Two industry specialists give their views on how the shake-up has caused insurers to scrutinise their portfolios
Joanne Edgley, managing director, commercial PI, Nexus Underwriting
“The Lloyd’s performance review has resulted in seismic changes and caused a number of Lloyd’s syndicates to re-evaluate their portfolios, with many exiting from writing certain underperforming professions or, in some cases, exiting the class completely.
“The impact has not been limited to the actions of the Lloyd’s carriers. Many non-Lloyd’s insurers and managing general agents (MGAs) have taken the opportunity to address the continued underperformance of the class by implementing remediation plans and/ or revised underwriting strategies to recalibrate their portfolios.
“Underwriting appetite is one of caution, particularly given the ever-changing regulatory and economic landscape. Nexus has always looked for firms that can demonstrate excellent risk management, that have a true understanding of potential exposures and then manage them accordingly.
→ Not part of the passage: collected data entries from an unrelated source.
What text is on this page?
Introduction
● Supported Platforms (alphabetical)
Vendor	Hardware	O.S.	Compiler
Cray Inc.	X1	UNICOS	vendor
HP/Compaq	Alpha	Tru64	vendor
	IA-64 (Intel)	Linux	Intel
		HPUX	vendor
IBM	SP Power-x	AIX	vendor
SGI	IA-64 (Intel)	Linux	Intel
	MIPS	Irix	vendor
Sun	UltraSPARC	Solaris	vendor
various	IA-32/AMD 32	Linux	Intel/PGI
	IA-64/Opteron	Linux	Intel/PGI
“Our experience over the past year has been that most London market brokers have been well equipped to deal with the changes in placement the market has dictated. Co-insurance, reduction in line sizes and the ability to sell increased premiums and reduced coverage can often be more difficult for the regional broker to execute. However, our distribution network of regional brokers has been able to react quickly to the changing placement strategies required.”
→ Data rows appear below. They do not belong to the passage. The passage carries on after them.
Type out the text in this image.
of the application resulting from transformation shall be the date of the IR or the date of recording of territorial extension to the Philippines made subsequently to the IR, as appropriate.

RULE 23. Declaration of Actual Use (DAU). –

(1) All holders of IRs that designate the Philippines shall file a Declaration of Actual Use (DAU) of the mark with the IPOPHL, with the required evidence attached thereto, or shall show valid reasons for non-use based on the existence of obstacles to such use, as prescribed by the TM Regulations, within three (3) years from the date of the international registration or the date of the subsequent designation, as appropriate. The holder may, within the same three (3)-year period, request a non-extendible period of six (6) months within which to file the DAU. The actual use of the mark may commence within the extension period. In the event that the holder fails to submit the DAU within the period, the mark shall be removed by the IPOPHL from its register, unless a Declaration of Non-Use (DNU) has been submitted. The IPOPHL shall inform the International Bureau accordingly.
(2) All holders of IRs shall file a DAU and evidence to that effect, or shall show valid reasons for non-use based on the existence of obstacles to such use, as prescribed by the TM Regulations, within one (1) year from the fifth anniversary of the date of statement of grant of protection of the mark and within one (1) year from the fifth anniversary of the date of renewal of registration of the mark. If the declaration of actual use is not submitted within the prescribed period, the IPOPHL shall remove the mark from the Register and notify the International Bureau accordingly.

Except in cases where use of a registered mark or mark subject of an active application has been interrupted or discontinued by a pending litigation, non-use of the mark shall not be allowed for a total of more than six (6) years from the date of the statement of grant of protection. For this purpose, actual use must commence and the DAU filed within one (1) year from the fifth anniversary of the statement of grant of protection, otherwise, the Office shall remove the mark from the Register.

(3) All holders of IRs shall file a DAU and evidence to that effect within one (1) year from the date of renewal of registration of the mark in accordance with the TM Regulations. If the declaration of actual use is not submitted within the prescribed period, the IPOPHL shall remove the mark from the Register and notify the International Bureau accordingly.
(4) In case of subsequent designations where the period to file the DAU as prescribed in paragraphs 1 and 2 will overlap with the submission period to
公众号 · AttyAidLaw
Richard Webb, director, Manchester Underwriting Management
“When I was underwriting in the early 1990s, the career path of a personal indemnity (PI) underwriter was typically that you’re a trainee for two years, an experienced underwriter after five years and a senior underwriter after 10 years. It was similar for brokers. So they’re 12 to 14 years into a career and have only known one set of market conditions. That’s a long time to be working and not experience a change, such as a hard market.
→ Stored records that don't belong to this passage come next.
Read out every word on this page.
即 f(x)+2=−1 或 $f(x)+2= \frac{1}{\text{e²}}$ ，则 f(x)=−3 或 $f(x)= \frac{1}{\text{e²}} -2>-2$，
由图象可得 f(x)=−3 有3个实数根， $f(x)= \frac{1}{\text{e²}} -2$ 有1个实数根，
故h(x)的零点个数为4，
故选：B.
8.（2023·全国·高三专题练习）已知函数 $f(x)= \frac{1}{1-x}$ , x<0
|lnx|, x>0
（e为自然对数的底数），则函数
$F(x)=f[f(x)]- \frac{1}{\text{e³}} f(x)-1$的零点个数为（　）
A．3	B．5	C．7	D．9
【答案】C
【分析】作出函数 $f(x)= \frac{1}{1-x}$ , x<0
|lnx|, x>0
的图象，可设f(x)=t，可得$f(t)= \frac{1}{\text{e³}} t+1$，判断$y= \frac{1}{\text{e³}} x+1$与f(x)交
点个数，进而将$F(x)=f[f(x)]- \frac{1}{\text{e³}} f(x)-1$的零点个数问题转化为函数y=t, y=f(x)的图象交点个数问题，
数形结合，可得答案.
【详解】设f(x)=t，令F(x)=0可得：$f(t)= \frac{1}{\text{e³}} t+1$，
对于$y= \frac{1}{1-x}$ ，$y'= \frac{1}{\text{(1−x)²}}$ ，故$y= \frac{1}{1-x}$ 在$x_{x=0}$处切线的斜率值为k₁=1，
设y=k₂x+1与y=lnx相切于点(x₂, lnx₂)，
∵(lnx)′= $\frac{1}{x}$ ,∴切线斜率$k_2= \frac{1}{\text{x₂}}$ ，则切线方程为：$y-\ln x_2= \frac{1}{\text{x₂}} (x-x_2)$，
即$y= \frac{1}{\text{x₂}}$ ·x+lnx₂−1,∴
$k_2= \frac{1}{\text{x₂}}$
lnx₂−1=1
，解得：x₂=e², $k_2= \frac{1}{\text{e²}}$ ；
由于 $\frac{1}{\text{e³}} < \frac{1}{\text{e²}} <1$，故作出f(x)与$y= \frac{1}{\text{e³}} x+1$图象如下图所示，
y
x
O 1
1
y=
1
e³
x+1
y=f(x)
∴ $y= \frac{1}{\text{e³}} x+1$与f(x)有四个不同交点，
“A lot of companies have got rid of people – you might say the grey-haired ones who have been around a long time and could see the warning signs. Right now, this younger generation are having to learn fast. To be fair, why would they know any different after such a long and protracted soft market? But they’re rising to the challenge.
“Insurers haven’t been charging enough money for years and the consequences are that there isn’t enough money to pay claims. Lloyd’s was the first to move, thankfully, and they started to take action last year. The PI market has hardened for certain professions – for the construction industry and independent financial advisers, in particular. For others, such as accountants, insurance brokers and solicitors, pricing has increased but not much, so it’s not a proper hard market.
“A tranche of people stopped writing PI last year and throughout this year. You’ve got some underwriters who have come out the market completely and others that have come out of certain parts of PI, like construction consultants or design and construct. That’s because they wrote it too cheaply to begin with. To use a well-worn expression, they are now throwing the baby out with the bathwater, because they’ve come out of all design and construct when not all of it is bad.
“Underwriters have also reduced limits. Perhaps they were writing a £5m or £10m indemnity and now they will only write £2m or not at all. So you’ve got the reappearance of the subscription market, which a lot of brokers have hardly ever had to tap before, as well as multiple layering. If you’re a PI broker right now you could go one of two directions: either you’re adapting and learning to cope, or you’re not.